Visa International said its Asia-Pacific directors will not adopt a rule to prevent member banks from issuing competing card brands like American Express and JCB.

Visa's Asia-Pacific board, which met last week, is one of three regional boards to go that route. Only the Visa Canada board and that of the Cemea region - Central and Eastern Europe, the Middle East, and Africa - have not formally voted on an issue that American Express Co. has tried to bring to the attention of competition and antitrust regulators around the world.

American Express has sought to prevent the Visa regions from following a Visa U.S.A. bylaw that prohibits member banks from issuing American Express or Discover cards.

Visa's Asia-Pacific president, Dennis M. Goggin, accused American Express of relying on "media and government authorities to fight the battles which typically occur in the free market."

The Visa office in Singapore issued a statement that "Visa member banks have no interest in issuing American Express cards."

American Express, which wants to enter marketing partnerships with banks, mounted significant attacks in Latin America and Europe, where it has gained support from government authorities. The New York financial services company has not invested as much energy in Asia.
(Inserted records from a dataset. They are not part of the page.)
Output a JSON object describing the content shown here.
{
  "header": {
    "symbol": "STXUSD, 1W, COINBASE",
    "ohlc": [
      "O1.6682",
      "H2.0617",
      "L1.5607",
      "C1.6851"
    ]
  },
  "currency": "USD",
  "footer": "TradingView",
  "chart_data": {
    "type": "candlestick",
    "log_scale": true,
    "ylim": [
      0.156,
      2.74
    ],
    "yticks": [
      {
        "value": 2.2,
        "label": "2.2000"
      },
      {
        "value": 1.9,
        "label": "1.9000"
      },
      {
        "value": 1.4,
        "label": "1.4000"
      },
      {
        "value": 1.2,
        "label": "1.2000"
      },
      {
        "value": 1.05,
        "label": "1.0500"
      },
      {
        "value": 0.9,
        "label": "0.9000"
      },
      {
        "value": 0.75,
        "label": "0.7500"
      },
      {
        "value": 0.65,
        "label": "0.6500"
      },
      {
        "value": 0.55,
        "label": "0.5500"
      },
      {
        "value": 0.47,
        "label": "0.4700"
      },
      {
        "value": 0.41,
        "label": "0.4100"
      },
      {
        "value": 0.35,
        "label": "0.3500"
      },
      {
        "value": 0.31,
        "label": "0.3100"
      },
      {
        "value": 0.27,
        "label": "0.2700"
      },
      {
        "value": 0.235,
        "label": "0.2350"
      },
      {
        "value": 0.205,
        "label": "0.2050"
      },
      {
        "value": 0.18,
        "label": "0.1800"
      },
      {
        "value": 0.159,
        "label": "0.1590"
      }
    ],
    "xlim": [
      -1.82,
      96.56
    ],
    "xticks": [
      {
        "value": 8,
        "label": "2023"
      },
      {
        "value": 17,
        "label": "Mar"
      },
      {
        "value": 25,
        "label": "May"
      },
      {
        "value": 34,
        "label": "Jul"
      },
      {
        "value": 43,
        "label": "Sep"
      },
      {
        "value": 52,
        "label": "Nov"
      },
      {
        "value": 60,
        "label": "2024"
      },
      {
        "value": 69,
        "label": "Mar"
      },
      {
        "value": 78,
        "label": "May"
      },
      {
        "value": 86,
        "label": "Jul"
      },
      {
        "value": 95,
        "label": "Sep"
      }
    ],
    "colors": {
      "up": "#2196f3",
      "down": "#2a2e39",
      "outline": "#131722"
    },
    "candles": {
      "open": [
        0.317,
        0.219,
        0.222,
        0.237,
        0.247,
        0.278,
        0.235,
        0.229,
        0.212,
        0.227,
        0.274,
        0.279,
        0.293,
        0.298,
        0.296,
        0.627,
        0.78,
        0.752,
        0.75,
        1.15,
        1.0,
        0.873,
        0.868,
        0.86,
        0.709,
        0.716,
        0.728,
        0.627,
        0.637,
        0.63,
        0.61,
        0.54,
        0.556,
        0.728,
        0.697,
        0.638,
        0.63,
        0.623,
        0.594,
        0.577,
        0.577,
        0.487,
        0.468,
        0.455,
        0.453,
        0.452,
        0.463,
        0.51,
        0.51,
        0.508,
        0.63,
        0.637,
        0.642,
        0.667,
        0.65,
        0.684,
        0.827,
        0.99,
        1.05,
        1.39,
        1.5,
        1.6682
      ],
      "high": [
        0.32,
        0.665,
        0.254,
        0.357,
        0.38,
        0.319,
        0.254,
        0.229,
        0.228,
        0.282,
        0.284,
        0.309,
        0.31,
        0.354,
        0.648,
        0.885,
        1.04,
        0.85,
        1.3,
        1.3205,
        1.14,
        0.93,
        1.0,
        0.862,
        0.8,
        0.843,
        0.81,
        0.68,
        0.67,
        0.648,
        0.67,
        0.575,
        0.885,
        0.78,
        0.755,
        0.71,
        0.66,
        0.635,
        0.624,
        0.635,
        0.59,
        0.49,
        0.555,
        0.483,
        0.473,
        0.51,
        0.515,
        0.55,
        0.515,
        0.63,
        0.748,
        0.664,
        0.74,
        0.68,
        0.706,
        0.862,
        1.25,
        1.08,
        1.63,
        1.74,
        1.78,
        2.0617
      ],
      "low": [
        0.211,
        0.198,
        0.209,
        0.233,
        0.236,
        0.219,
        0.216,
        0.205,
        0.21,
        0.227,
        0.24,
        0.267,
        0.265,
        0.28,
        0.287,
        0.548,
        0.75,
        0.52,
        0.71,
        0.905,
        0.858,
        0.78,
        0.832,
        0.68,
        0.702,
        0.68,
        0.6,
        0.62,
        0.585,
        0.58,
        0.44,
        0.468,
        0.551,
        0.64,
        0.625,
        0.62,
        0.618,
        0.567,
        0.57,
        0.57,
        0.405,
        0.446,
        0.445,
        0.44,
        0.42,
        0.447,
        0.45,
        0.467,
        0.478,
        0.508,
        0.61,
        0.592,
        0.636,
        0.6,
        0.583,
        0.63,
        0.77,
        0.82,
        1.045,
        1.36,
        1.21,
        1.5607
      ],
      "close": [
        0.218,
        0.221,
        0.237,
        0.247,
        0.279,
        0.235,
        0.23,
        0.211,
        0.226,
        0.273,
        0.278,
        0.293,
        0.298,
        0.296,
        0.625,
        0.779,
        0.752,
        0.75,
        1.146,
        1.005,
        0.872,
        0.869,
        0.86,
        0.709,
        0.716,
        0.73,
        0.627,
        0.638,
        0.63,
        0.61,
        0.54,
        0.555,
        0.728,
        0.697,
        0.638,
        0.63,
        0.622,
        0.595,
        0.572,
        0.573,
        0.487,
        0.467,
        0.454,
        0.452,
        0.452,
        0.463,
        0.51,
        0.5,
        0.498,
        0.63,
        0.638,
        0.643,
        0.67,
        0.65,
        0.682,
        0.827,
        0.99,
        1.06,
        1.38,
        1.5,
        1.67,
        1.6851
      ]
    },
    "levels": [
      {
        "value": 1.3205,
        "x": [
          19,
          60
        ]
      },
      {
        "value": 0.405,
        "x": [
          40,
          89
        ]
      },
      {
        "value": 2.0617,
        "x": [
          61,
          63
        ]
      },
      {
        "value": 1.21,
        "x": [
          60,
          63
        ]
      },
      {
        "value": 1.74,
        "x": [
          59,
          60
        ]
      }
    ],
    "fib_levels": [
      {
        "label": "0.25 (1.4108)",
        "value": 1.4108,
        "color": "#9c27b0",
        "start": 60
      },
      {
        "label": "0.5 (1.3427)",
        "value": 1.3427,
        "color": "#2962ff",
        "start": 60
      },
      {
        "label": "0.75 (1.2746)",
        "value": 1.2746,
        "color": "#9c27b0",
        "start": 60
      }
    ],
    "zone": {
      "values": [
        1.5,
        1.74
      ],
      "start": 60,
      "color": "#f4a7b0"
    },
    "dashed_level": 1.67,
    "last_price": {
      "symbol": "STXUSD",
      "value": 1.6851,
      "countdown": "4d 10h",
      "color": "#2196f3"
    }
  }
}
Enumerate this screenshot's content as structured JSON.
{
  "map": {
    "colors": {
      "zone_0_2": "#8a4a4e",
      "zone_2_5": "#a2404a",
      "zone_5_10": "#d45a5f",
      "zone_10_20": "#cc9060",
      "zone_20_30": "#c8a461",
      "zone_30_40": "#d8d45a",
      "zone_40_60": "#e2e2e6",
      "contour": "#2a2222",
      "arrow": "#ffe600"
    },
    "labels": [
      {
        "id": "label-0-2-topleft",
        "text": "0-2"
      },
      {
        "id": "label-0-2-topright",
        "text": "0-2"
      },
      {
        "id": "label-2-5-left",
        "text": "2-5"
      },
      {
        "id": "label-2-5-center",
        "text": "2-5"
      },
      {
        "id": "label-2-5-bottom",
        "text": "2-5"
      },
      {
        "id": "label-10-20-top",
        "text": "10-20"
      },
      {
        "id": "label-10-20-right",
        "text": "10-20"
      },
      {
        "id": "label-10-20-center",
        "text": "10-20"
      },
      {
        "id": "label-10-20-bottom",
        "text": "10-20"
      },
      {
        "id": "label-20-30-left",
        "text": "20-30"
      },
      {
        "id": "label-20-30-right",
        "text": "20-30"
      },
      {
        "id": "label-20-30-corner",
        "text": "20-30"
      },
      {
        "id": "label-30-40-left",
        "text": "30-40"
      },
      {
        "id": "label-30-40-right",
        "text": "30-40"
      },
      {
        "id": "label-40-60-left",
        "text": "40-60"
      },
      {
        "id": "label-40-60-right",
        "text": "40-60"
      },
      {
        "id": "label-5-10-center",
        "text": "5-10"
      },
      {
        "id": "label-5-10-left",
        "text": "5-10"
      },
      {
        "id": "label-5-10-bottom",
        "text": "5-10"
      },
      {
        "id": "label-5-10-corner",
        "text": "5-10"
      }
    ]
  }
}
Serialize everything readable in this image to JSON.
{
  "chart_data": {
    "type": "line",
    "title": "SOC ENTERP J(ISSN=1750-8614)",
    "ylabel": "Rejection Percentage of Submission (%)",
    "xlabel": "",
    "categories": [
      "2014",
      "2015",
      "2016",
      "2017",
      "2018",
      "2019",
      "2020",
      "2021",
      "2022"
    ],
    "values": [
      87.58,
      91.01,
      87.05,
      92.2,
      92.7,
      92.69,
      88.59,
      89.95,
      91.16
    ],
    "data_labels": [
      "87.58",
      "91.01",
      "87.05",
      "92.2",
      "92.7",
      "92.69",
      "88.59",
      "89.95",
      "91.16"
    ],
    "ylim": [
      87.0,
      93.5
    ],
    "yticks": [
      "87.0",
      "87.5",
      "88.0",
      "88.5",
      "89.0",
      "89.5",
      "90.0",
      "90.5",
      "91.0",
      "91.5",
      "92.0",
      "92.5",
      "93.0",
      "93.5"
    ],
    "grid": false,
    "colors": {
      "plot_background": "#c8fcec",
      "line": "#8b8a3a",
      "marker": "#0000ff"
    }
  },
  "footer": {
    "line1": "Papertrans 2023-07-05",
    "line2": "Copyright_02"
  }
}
MasterCard International told its members in the Asia-Pacific region in July that it is not "appropriate" for them to participate in competing card programs. A spokesman for the association said the policy was meant to mirror that in the United States, where members cannot issue competitors' card brands.

Asia-Pacific countries such as China, India, Japan, and Korea are among the card industry's most attractive and fast-growing emerging markets. Visa's card volume there grew 25%, to $104 billion, in the 12 months ended June 30.

In a statement Friday, American Express said Visa's Asian policy and other regional moves imply Visa should drop the controversial U.S. bylaw.